Três décadas de investigação do Centers for Disease Control and Prevention (CDC) dos Estados Unidos da América revelaram, no início deste ano, que a taxa de suicídio é 3,5 vezes mais alta entre médicos veterinários do que entre o resto da população. O número é assustador, mas permite traçar um retrato da dura realidade vivida por estes profissionais, que sofrem cada vez mais de burnout, síndrome que no início de 2019 foi reconhecido como uma doença profissional pela Organização Mundial de Saúde.

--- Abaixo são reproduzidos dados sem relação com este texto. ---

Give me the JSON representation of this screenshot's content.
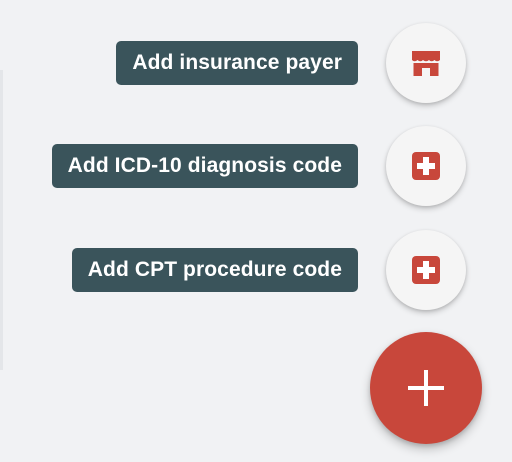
{
  "speed_dial": {
    "actions": [
      {
        "label": "Add insurance payer",
        "icon": "store-icon"
      },
      {
        "label": "Add ICD-10 diagnosis code",
        "icon": "medical-cross-icon"
      },
      {
        "label": "Add CPT procedure code",
        "icon": "medical-cross-icon"
      }
    ],
    "main_icon": "plus-icon"
  },
  "colors": {
    "accent": "#c8473b",
    "tooltip_bg": "#3a545b",
    "mini_fab_bg": "#f5f5f5",
    "page_bg": "#f1f2f4"
  }
}
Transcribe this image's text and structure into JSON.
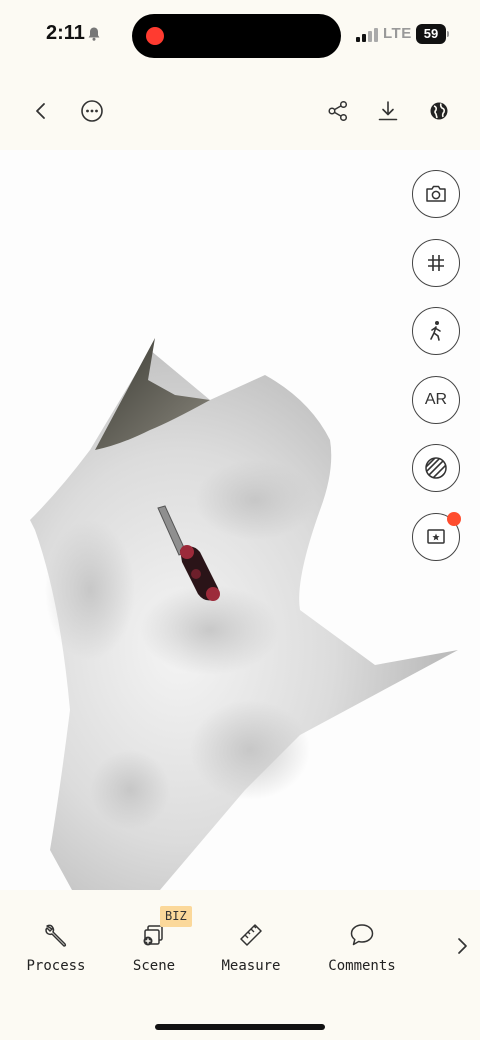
{
  "status_bar": {
    "time": "2:11",
    "network": "LTE",
    "battery": "59",
    "bell_icon": "bell-muted-icon"
  },
  "toolbar": {
    "left": [
      {
        "name": "back-button",
        "icon": "chevron-left-icon"
      },
      {
        "name": "more-button",
        "icon": "ellipsis-circle-icon"
      }
    ],
    "right": [
      {
        "name": "share-button",
        "icon": "share-icon"
      },
      {
        "name": "download-button",
        "icon": "download-icon"
      },
      {
        "name": "globe-button",
        "icon": "globe-icon"
      }
    ]
  },
  "viewer": {
    "side_buttons": [
      {
        "name": "camera-button",
        "icon": "camera-icon"
      },
      {
        "name": "grid-button",
        "icon": "grid-icon"
      },
      {
        "name": "walk-mode-button",
        "icon": "walking-person-icon"
      },
      {
        "name": "ar-button",
        "label": "AR"
      },
      {
        "name": "material-button",
        "icon": "striped-sphere-icon"
      },
      {
        "name": "favorites-button",
        "icon": "star-frame-icon",
        "badge_color": "#ff4d2e"
      }
    ]
  },
  "bottom_tabs": {
    "items": [
      {
        "label": "Process",
        "icon": "wrench-icon"
      },
      {
        "label": "Scene",
        "icon": "scene-add-icon",
        "badge": "BIZ"
      },
      {
        "label": "Measure",
        "icon": "ruler-icon"
      },
      {
        "label": "Comments",
        "icon": "speech-bubble-icon"
      }
    ],
    "more_icon": "chevron-right-icon"
  }
}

Recentemente, em declarações à VETERINÁRIA ATUAL, Ricardo Reis dos Santos, biólogo e membro do Núcleo Académico de Estudos e Intervenção sobre Luto (NAEIL) da Faculdade de Medicina da Universidade de Lisboa, que recentemente promoveu o seminário ‘Suportar o luto do outro – o papel dos profissionais de saúde animal’, explicava que é fácil perceber “que os profissionais de saúde animal, em particular os médicos veterinários, mas também os enfermeiros veterinários e os auxiliares veterinários, são confrontados, quase diariamente, com casos de luto (incluindo casos de luto antecipatório, isto é, casos de animais em fim de vida) e de sofrimento dos seus clientes pela perda do seu animal, e muitas vezes em circunstâncias muito dolorosas”.
“O luto pela perda de um animal de companhia é, ainda, um luto que não é socialmente aceite (do ponto de vista técnico, é designado de ‘luto desautorizado’), ou seja, as pessoas não encontram um espaço de validação e de partilha da sua dor, têm medo de serem ridicularizadas pelo facto de chorarem a perda do seu cão ou do seu gato, sentem vergonha de sentirem o que sentem por um animal, e tudo isto contribui para que o seu processo de luto se complique, envolvendo muito sofrimento por parte destas pessoas”, explicou ainda o biólogo.
Esta é apenas uma das razões pelas quais, nos EUA, está a nascer uma nova profissão – os assistentes sociais veterinários. De acordo com o The Washington Post, “os assistentes sociais veterinários interagem com os médicos veterinários e os tutores nos CAMV em quatro áreas distintas: quando existe violência entre humanos e animais; perda e luto; interação na assistência animal; e gestão de compassion fatigue [fadiga de compaixão], característica de profissões de prestação de cuidados e uma das principais causas de mal-estar emocional e mental na classe veterinária e considerada, por alguns estudiosos, como uma forma de stresse pós-traumático secundário provocado pela exposição contínua e repetida a situações de trauma e sofrimento vividas por outros.
O jornal explica que estes profissionais têm o papel de facilitar a comunicação ao longo dos tratamentos e nas decisões de eutanásia do animal, trabalhando diretamente com os tutores para explicar as opções, responder a questões e oferecer apoio emocional.
Atualmente, não se sabe ainda ao certo quantos profissionais já desempenham a função, mas a Universidade do Tennessee, nos EUA, criou em 2002 o primeiro programa de formação para a função naquele país.
“Existe cada vez mais consciencialização em relação à saúde mental dos médicos veterinários e eu acho que isso motivou os veterinários a reconhecer que não conseguem fazer sempre tudo sozinhos. Estão mais dispostos a trabalhar interprofissionalmente, para que não tenham de ser psicólogos e médicos veterinários ao mesmo tempo”, diz ainda ao jornal Elizabeth Strand, fundadora do programa de formação para assistentes sociais veterinários na Universidade do Tennessee.